Segundo as informações apuradas, o valor seria destinado ao financiamento de uma série de caráter cultural que abordaria personagens históricos do país sob uma abordagem específica. O projeto previa a produção de episódios documentais e também a realização de atividades artísticas complementares, mas parte das etapas não chegou a ser detalhada no momento da liberação dos recursos.
A transferência do montante ocorreu para o caixa do governo do estado de São Paulo antes de chegar à entidade responsável pelo projeto. Em seguida, o valor acabou sendo incorporado ao Tesouro estadual, o que dificultou a separação inicial dos recursos dentro da contabilidade pública. Após análise técnica, houve movimentação para correção do fluxo financeiro, mas a liberação final dependeu da apresentação de documentos exigidos pela administração pública.
A situação passou a ser acompanhada também pelo Supremo Tribunal Federal, dentro de um conjunto de investigações que analisam possíveis irregularidades na destinação de emendas parlamentares para projetos culturais ligados a produções audiovisuais.

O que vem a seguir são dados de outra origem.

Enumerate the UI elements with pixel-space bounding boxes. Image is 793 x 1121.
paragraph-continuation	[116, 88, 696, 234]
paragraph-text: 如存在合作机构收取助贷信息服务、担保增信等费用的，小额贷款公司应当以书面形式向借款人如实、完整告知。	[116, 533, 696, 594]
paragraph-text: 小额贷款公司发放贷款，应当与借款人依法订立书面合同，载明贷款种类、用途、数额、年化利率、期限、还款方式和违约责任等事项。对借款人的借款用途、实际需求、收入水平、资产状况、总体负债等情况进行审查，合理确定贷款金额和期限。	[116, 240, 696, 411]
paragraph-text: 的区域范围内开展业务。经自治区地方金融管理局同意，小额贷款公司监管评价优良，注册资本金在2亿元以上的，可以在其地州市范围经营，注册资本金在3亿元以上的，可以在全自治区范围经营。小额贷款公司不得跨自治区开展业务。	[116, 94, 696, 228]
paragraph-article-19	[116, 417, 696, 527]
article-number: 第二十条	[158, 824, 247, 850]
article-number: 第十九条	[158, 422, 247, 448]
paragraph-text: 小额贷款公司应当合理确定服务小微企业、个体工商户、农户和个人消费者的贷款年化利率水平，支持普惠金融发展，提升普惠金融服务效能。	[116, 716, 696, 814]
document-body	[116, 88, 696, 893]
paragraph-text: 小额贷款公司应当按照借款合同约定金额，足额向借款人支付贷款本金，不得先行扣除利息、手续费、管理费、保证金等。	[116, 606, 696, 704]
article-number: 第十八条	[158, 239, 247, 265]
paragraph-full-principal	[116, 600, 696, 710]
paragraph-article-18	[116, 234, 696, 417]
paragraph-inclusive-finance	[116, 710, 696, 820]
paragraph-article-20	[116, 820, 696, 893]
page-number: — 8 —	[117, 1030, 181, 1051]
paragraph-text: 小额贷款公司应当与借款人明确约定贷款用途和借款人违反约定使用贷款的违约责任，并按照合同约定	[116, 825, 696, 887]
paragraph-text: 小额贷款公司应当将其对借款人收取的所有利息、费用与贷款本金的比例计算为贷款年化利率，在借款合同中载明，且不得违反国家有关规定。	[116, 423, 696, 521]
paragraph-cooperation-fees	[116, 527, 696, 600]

O caso envolve ainda outras figuras políticas que destinaram recursos para iniciativas relacionadas ao mesmo núcleo de produção. Entre elas estão o deputado federal Mario Frias, a deputada federal Bia Kicis e o ex deputado federal Alexandre Ramagem, além de Marcon Pollon. Todos tiveram suas destinações incluídas em apurações sobre a aplicação dos recursos.

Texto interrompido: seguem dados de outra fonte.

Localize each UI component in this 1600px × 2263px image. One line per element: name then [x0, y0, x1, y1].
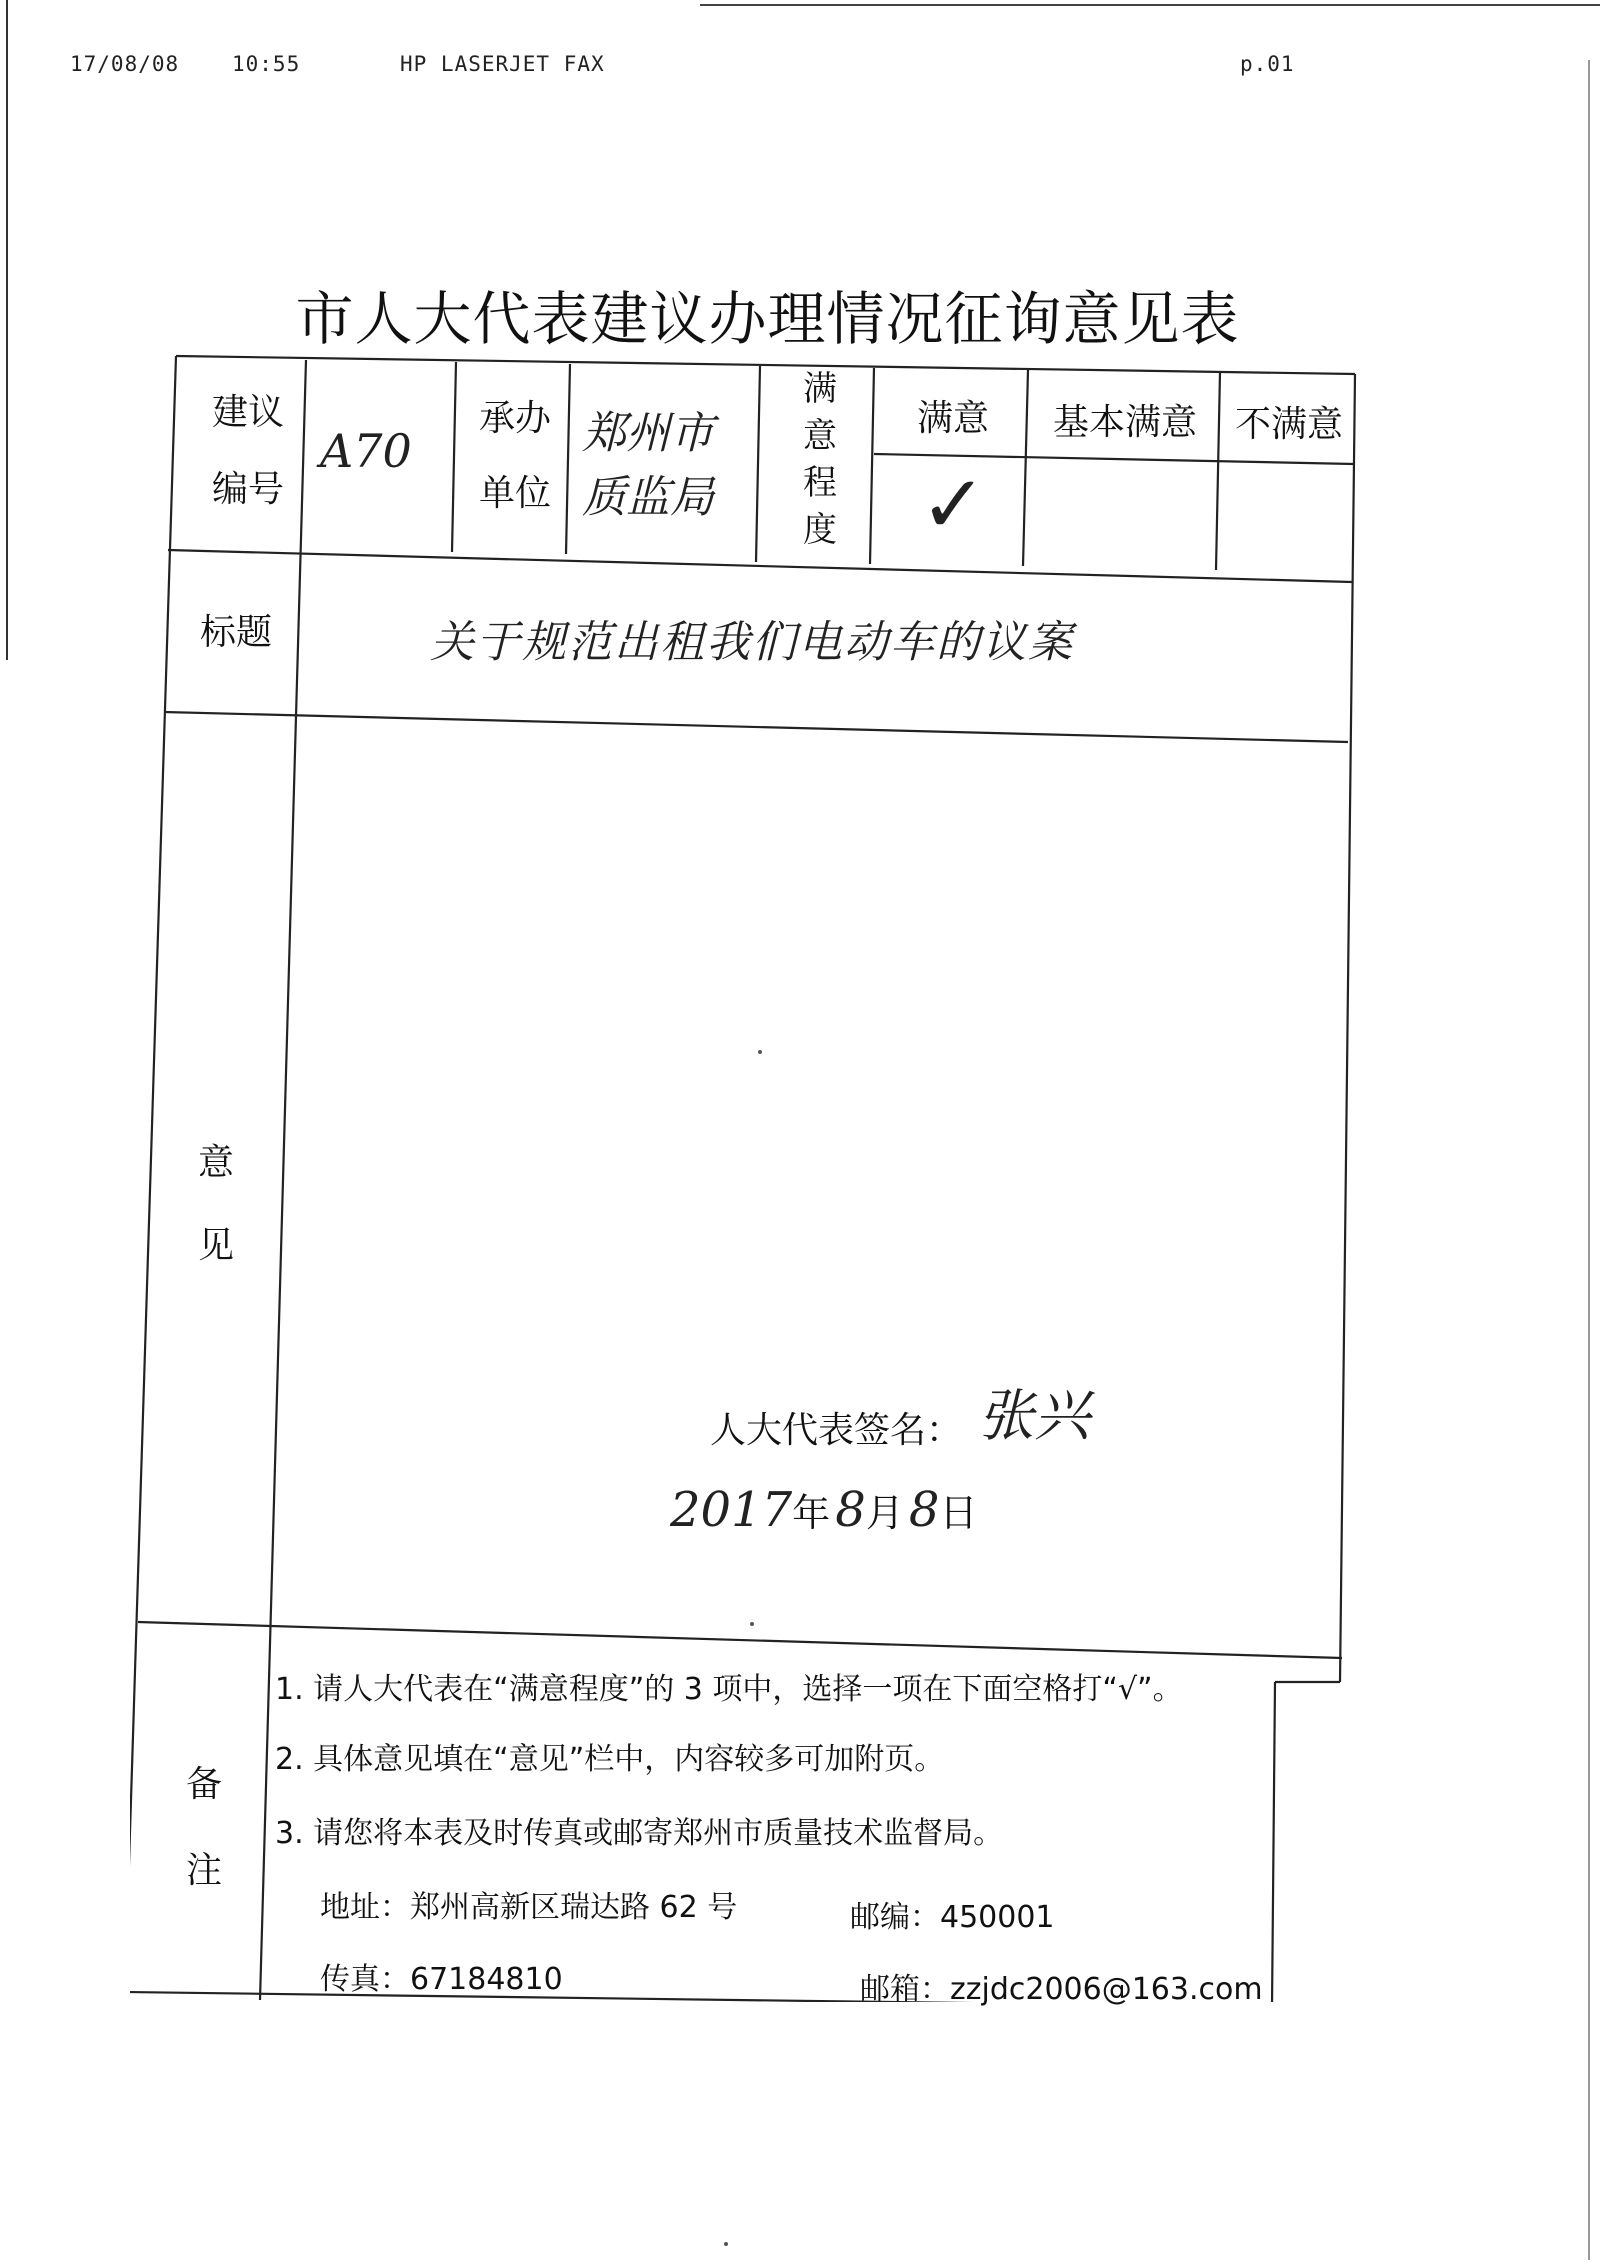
remarks-label	[144, 1742, 264, 1915]
option-dissatisfied[interactable]: 不满意	[1234, 404, 1343, 445]
contact-address: 地址：郑州高新区瑞达路 62 号	[320, 1890, 738, 1925]
fax-header	[70, 52, 1320, 82]
remarks-label-char1: 备	[185, 1764, 222, 1805]
satisfaction-label-char4: 度	[803, 509, 837, 550]
contact-fax: 传真：67184810	[320, 1962, 563, 1997]
handling-unit-value	[582, 402, 714, 530]
opinion-label	[156, 1122, 276, 1288]
subject-label: 标题	[199, 612, 272, 653]
fax-time: 10:55	[232, 52, 301, 76]
remark-item-3: 3. 请您将本表及时传真或邮寄郑州市质量技术监督局。	[275, 1816, 1004, 1851]
satisfaction-label-char3: 程	[803, 462, 837, 503]
proposal-number-label-line2: 编号	[211, 469, 284, 510]
opinion-label-char2: 见	[197, 1224, 234, 1266]
date-month: 8	[835, 1482, 866, 1538]
proposal-number-label	[188, 390, 308, 512]
opinion-form	[130, 352, 1360, 2007]
remarks-label-char2: 注	[185, 1850, 222, 1892]
handling-unit-label	[460, 396, 570, 516]
remark-item-1: 1. 请人大代表在“满意程度”的 3 项中，选择一项在下面空格打“√”。	[275, 1672, 1183, 1707]
scan-speck	[758, 1050, 762, 1054]
scan-speck	[750, 1622, 754, 1626]
proposal-number-value: A70	[320, 424, 412, 478]
fax-device: HP LASERJET FAX	[400, 52, 605, 76]
satisfaction-label	[770, 366, 870, 554]
date-year: 2017	[670, 1482, 793, 1538]
satisfaction-label-char2: 意	[803, 415, 837, 456]
date-day-unit: 日	[939, 1491, 978, 1535]
scan-speck	[724, 2242, 728, 2246]
scan-edge-right	[1588, 60, 1590, 2260]
handling-unit-value-line2: 质监局	[582, 471, 714, 523]
fax-date: 17/08/08	[70, 52, 180, 76]
handling-unit-value-line1: 郑州市	[582, 408, 714, 459]
proposal-number-label-line1: 建议	[211, 392, 284, 433]
option-satisfied[interactable]: 满意	[916, 398, 989, 439]
contact-email: 邮箱：zzjdc2006@163.com	[860, 1972, 1263, 2007]
fax-page-number: p.01	[1240, 52, 1295, 76]
signature-value: 张兴	[978, 1384, 1090, 1449]
document-title: 市人大代表建议办理情况征询意见表	[295, 285, 1240, 353]
date-year-unit: 年	[792, 1491, 831, 1535]
subject-value: 关于规范出租我们电动车的议案	[430, 617, 1074, 668]
date-month-unit: 月	[865, 1491, 904, 1535]
handling-unit-label-line1: 承办	[478, 398, 551, 439]
scan-edge-top	[700, 4, 1600, 6]
contact-postcode: 邮编：450001	[850, 1900, 1055, 1935]
signature-label: 人大代表签名：	[710, 1410, 963, 1451]
handling-unit-label-line2: 单位	[478, 473, 551, 514]
checkmark-icon: ✓	[920, 458, 988, 551]
option-basically-satisfied[interactable]: 基本满意	[1052, 402, 1197, 443]
opinion-label-char1: 意	[197, 1142, 234, 1183]
signature-date	[670, 1482, 977, 1538]
date-day: 8	[908, 1482, 940, 1538]
satisfaction-label-char1: 满	[803, 369, 837, 409]
remark-item-2: 2. 具体意见填在“意见”栏中，内容较多可加附页。	[275, 1742, 945, 1777]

As investigações também citam a participação de estruturas privadas e financeiras associadas ao setor responsável pela produção, incluindo o Banco Master, que aparece em movimentações relacionadas ao financiamento do projeto.
A entidade beneficiária do recurso, a Academia Nacional de Cultura, ainda não recebeu integralmente os valores, já que parte da documentação exigida para a liberação definitiva segue em análise por órgãos competentes. O governo do estado de São Paulo informou que os recursos permanecem sob controle administrativo até a regularização das pendências.
As apurações seguem em andamento e buscam esclarecer a rastreabilidade dos valores, a execução dos projetos culturais financiados e a relação entre as emendas parlamentares e as produções audiovisuais em investigação.